A commentary that accompanies a new report on Iraq’s war dead is more poignant than the statistics cited.
The study links nearly half a million “unexpected” deaths in Iraq to the American-led invasion, between 2003 and 2011.
Most of the deaths — which would not be expected had the war not happened – “can be attributed to direct violence, but about a third are attributable to indirect causes (such as from failures of health, sanitation, transportation, communication, and other systems),” said Mortality in Iraq, a report published in PLOS Medicine, a peer-review online science journal. Though sanitized by academic language and dry statistics, it’s grim reading. Excerpts:
“”Despite receiving the most press coverage, explosive devices were not the leading proximate cause of death among war casualties—rather, gunshots were. Gunshots were reported to cause 63 per cent of violent deaths; car bombs, 12 per cent; and other explosions, nine per cent. Gunshot deaths were most common for the period March 1, 2003–December 31, 2008, and dropped precipitously thereafter.
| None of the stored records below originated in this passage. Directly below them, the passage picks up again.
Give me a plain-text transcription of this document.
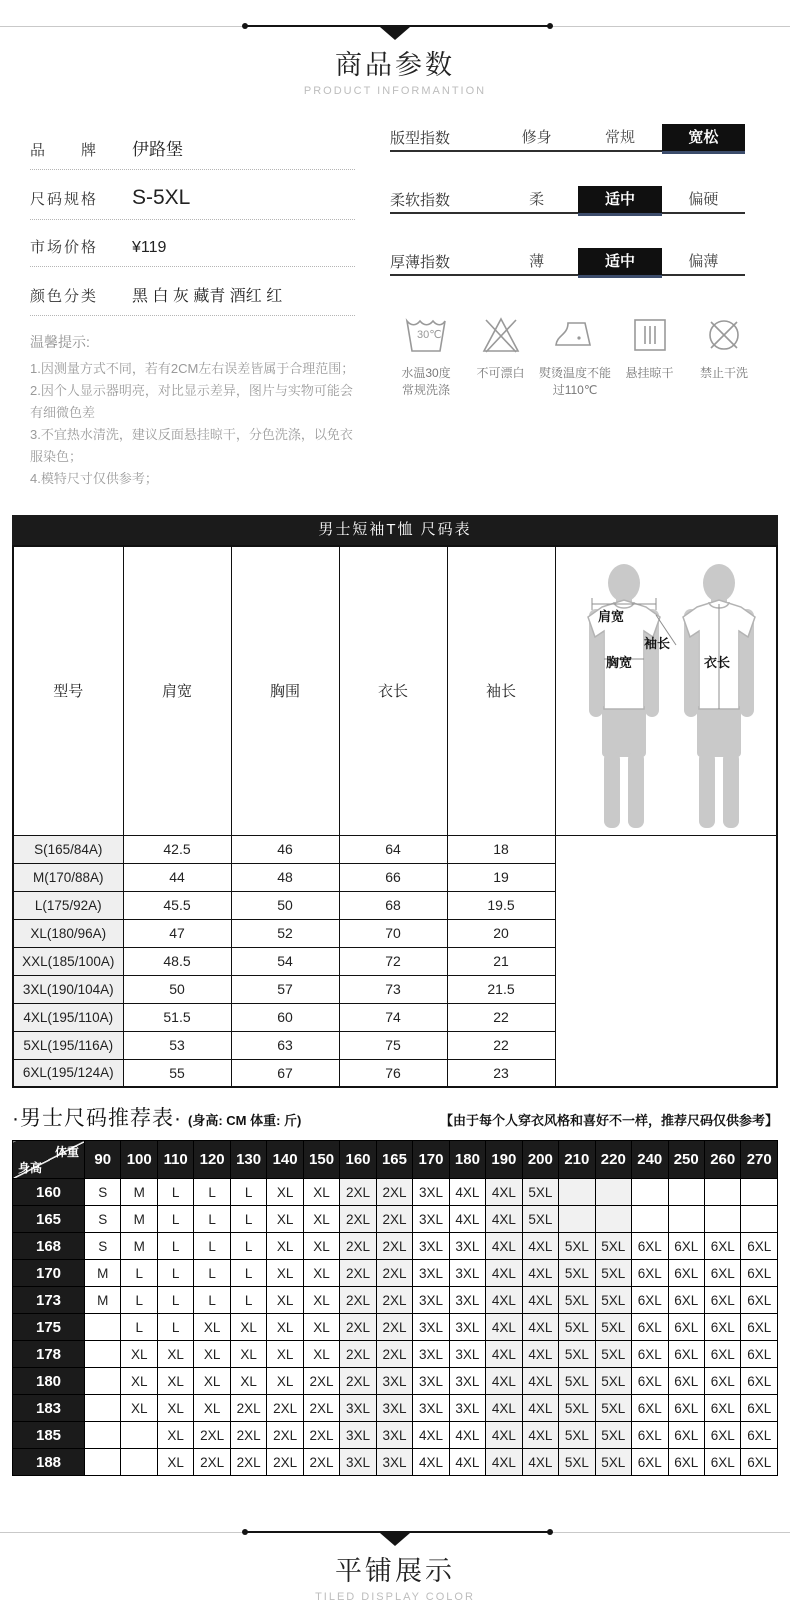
商品参数
PRODUCT INFORMANTION
品牌 伊路堡
尺码规格 S-5XL
市场价格 ¥119
颜色分类 黑 白 灰 藏青 酒红 红
温馨提示:
1.因测量方式不同，若有2CM左右误差皆属于合理范围；
2.因个人显示器明亮，对比显示差异，图片与实物可能会有细微色差
3.不宜热水清洗，建议反面悬挂晾干，分色洗涤，以免衣服染色；
4.模特尺寸仅供参考；
版型指数	修身	常规	宽松
柔软指数	柔	适中	偏硬
厚薄指数	薄	适中	偏薄
30℃
水温30度
常规洗涤
不可漂白	熨烫温度不能
过110℃
悬挂晾干	禁止干洗
男士短袖T恤 尺码表
型号	肩宽	胸围	衣长	袖长	肩宽
胸宽
袖长
衣长

S(165/84A)	42.5	46	64	18	
M(170/88A)	44	48	66	19	
L(175/92A)	45.5	50	68	19.5	
XL(180/96A)	47	52	70	20	
XXL(185/100A)	48.5	54	72	21	
3XL(190/104A)	50	57	73	21.5	
4XL(195/110A)	51.5	60	74	22	
5XL(195/116A)	53	63	75	22	
6XL(195/124A)	55	67	76	23	
·男士尺码推荐表· (身高: CM 体重: 斤)	【由于每个人穿衣风格和喜好不一样，推荐尺码仅供参考】
体重
身高	90	100	110	120	130	140	150	160	165	170	180	190	200	210	220	240	250	260	270
160	S	M	L	L	L	XL	XL	2XL	2XL	3XL	4XL	4XL	5XL						
165	S	M	L	L	L	XL	XL	2XL	2XL	3XL	4XL	4XL	5XL						
168	S	M	L	L	L	XL	XL	2XL	2XL	3XL	3XL	4XL	4XL	5XL	5XL	6XL	6XL	6XL	6XL
170	M	L	L	L	L	XL	XL	2XL	2XL	3XL	3XL	4XL	4XL	5XL	5XL	6XL	6XL	6XL	6XL
173	M	L	L	L	L	XL	XL	2XL	2XL	3XL	3XL	4XL	4XL	5XL	5XL	6XL	6XL	6XL	6XL
175		L	L	XL	XL	XL	XL	2XL	2XL	3XL	3XL	4XL	4XL	5XL	5XL	6XL	6XL	6XL	6XL
178		XL	XL	XL	XL	XL	XL	2XL	2XL	3XL	3XL	4XL	4XL	5XL	5XL	6XL	6XL	6XL	6XL
180		XL	XL	XL	XL	XL	2XL	2XL	3XL	3XL	3XL	4XL	4XL	5XL	5XL	6XL	6XL	6XL	6XL
183		XL	XL	XL	2XL	2XL	2XL	3XL	3XL	3XL	3XL	4XL	4XL	5XL	5XL	6XL	6XL	6XL	6XL
185			XL	2XL	2XL	2XL	2XL	3XL	3XL	4XL	4XL	4XL	4XL	5XL	5XL	6XL	6XL	6XL	6XL
188			XL	2XL	2XL	2XL	2XL	3XL	3XL	4XL	4XL	4XL	4XL	5XL	5XL	6XL	6XL	6XL	6XL
平铺展示
TILED DISPLAY COLOR
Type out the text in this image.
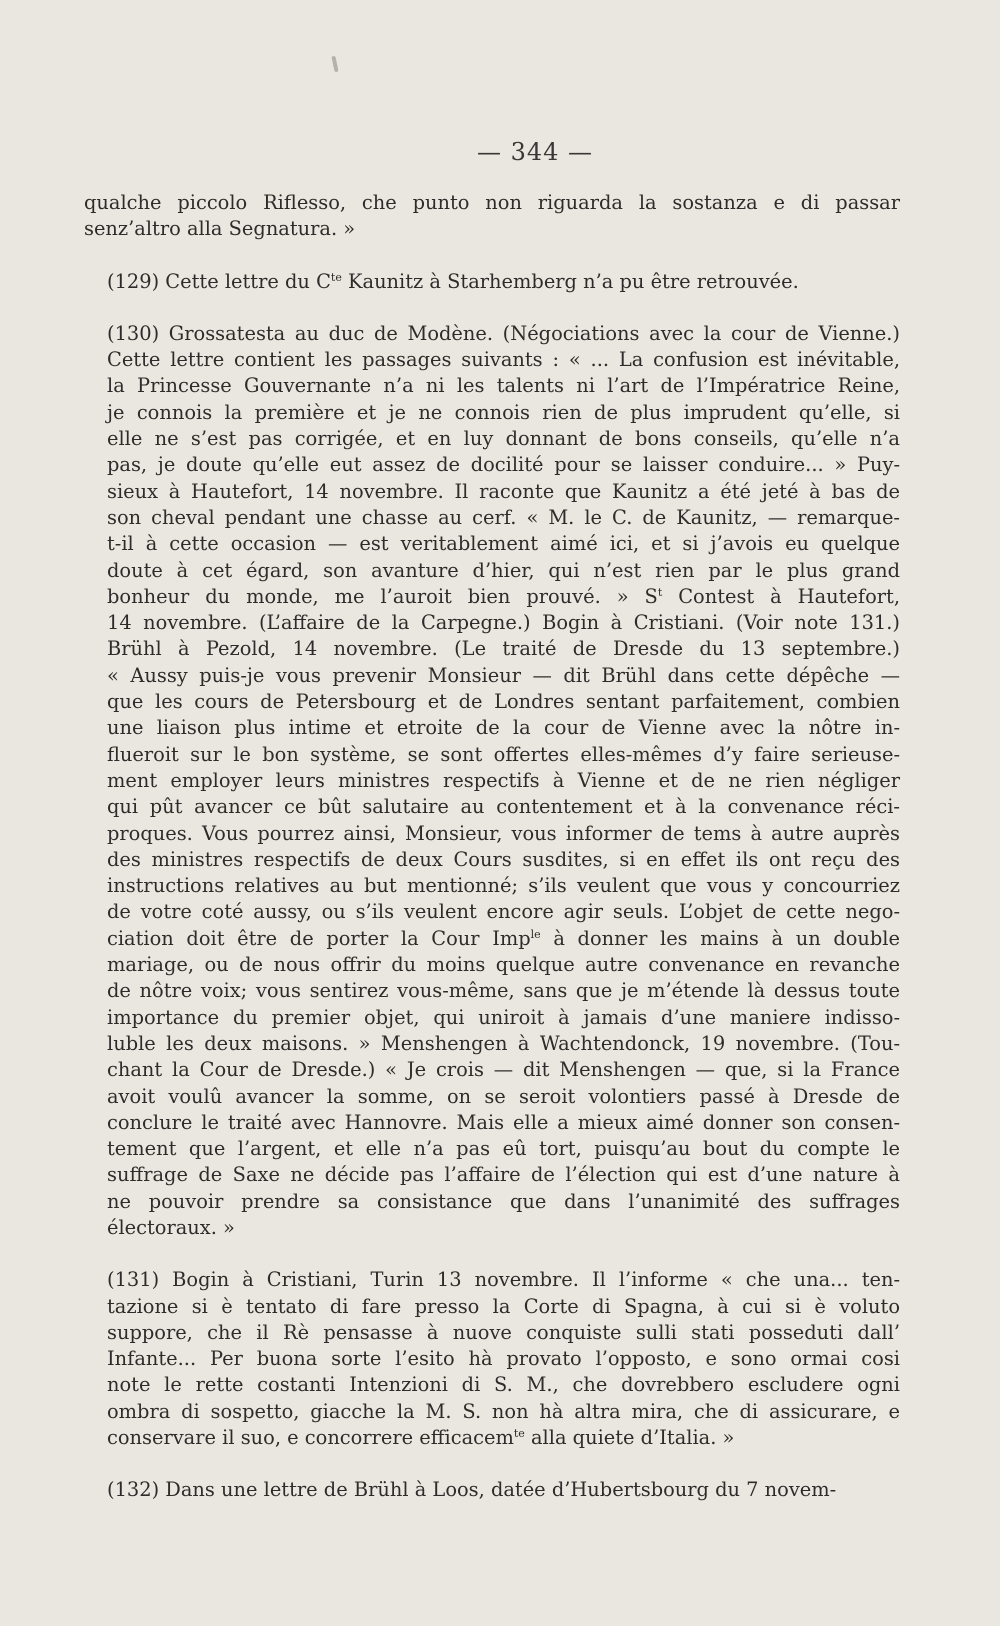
— 344 —
qualche piccolo Riflesso, che punto non riguarda la sostanza e di passar
senz’altro alla Segnatura. »
(129) Cette lettre du $C^{te}$ Kaunitz à Starhemberg n’a pu être retrouvée.
(130) Grossatesta au duc de Modène. (Négociations avec la cour de Vienne.)
Cette lettre contient les passages suivants : « ... La confusion est inévitable,
la Princesse Gouvernante n’a ni les talents ni l’art de l’Impératrice Reine,
je connois la première et je ne connois rien de plus imprudent qu’elle, si
elle ne s’est pas corrigée, et en luy donnant de bons conseils, qu’elle n’a
pas, je doute qu’elle eut assez de docilité pour se laisser conduire... » Puy-
sieux à Hautefort, 14 novembre. Il raconte que Kaunitz a été jeté à bas de
son cheval pendant une chasse au cerf. « M. le C. de Kaunitz, — remarque-
t-il à cette occasion — est veritablement aimé ici, et si j’avois eu quelque
doute à cet égard, son avanture d’hier, qui n’est rien par le plus grand
bonheur du monde, me l’auroit bien prouvé. » $S^t$ Contest à Hautefort,
14 novembre. (L’affaire de la Carpegne.) Bogin à Cristiani. (Voir note 131.)
Brühl à Pezold, 14 novembre. (Le traité de Dresde du 13 septembre.)
« Aussy puis-je vous prevenir Monsieur — dit Brühl dans cette dépêche —
que les cours de Petersbourg et de Londres sentant parfaitement, combien
une liaison plus intime et etroite de la cour de Vienne avec la nôtre in-
flueroit sur le bon système, se sont offertes elles-mêmes d’y faire serieuse-
ment employer leurs ministres respectifs à Vienne et de ne rien négliger
qui pût avancer ce bût salutaire au contentement et à la convenance réci-
proques. Vous pourrez ainsi, Monsieur, vous informer de tems à autre auprès
des ministres respectifs de deux Cours susdites, si en effet ils ont reçu des
instructions relatives au but mentionné; s’ils veulent que vous y concourriez
de votre coté aussy, ou s’ils veulent encore agir seuls. L’objet de cette nego-
ciation doit être de porter la Cour Imp$^{le}$ à donner les mains à un double
mariage, ou de nous offrir du moins quelque autre convenance en revanche
de nôtre voix; vous sentirez vous-même, sans que je m’étende là dessus toute
importance du premier objet, qui uniroit à jamais d’une maniere indisso-
luble les deux maisons. » Menshengen à Wachtendonck, 19 novembre. (Tou-
chant la Cour de Dresde.) « Je crois — dit Menshengen — que, si la France
avoit voulû avancer la somme, on se seroit volontiers passé à Dresde de
conclure le traité avec Hannovre. Mais elle a mieux aimé donner son consen-
tement que l’argent, et elle n’a pas eû tort, puisqu’au bout du compte le
suffrage de Saxe ne décide pas l’affaire de l’élection qui est d’une nature à
ne pouvoir prendre sa consistance que dans l’unanimité des suffrages
électoraux. »
(131) Bogin à Cristiani, Turin 13 novembre. Il l’informe « che una... ten-
tazione si è tentato di fare presso la Corte di Spagna, à cui si è voluto
suppore, che il Rè pensasse à nuove conquiste sulli stati posseduti dall’
Infante... Per buona sorte l’esito hà provato l’opposto, e sono ormai cosi
note le rette costanti Intenzioni di S. M., che dovrebbero escludere ogni
ombra di sospetto, giacche la M. S. non hà altra mira, che di assicurare, e
conservare il suo, e concorrere efficacem$^{te}$ alla quiete d’Italia. »
(132) Dans une lettre de Brühl à Loos, datée d’Hubertsbourg du 7 novem-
“U.S.-led coalition forces were reported to be responsible for the largest proportion of war-related violent deaths (35 per cent), followed by militia (32 per cent). While militia were reportedly responsible for the most adult male deaths in the sibling survey, coalition forces were reportedly responsible for killing the most women.
“Cardiovascular conditions were the main cause of nonviolent death, accounting for 47 per cent of nonviolent deaths over the entire study period. Other common sources of nonviolent deaths included chronic illnesses (11 per cent), infant or childhood deaths other than injuries (12.4 per cent), non-war injuries (11 per cent), and cancer (eight per cent).”
It’s often said truth is the first casualty of war, but what goes unsaid is the difficulty in establishing “truth” — especially when feuding parties find cause to support differing versions of it.
Today’s report is the latest – and purportedly the most rigorous – in a series of organized attempts to count “excess” bodies. Other estimates range from some 126,000 in total since the war began (Iraq Body Count) to 654,965 midway through the war (in a 2006 report published in the Lancet.) Research is difficult in a war zone, but complicating matters is that researcher’s findings may be unwelcome. An example of this was the United States refusal in April, 2007, to allow one of the Lancet study’s co-authors, Riyadh Lafta, to enter the country to talk to public health academics in Washington State.
Today’s commentary in PLOS, by Salman Rawaf of Imperial College London and published alongside the study, points out that all attempts to count bodies have been “perceived as being politically motivated, deliberately either over-reporting or suppressing the number of deaths.”
Rawaf writes in The 2003 Iraq War and Avoidable Death Toll that the new findings “may help some families feel that their loss has at least been recognised, but continued sectarian bombings and targeted killings are deepening the sense of insecurity that continues to gnaw away at Iraq … “
“Living in Iraq today is no longer about how many have died, but how future deaths should be prevented,” concludes Rawaf. “In a region with escalating violence, sadly, this may be a distant dream.”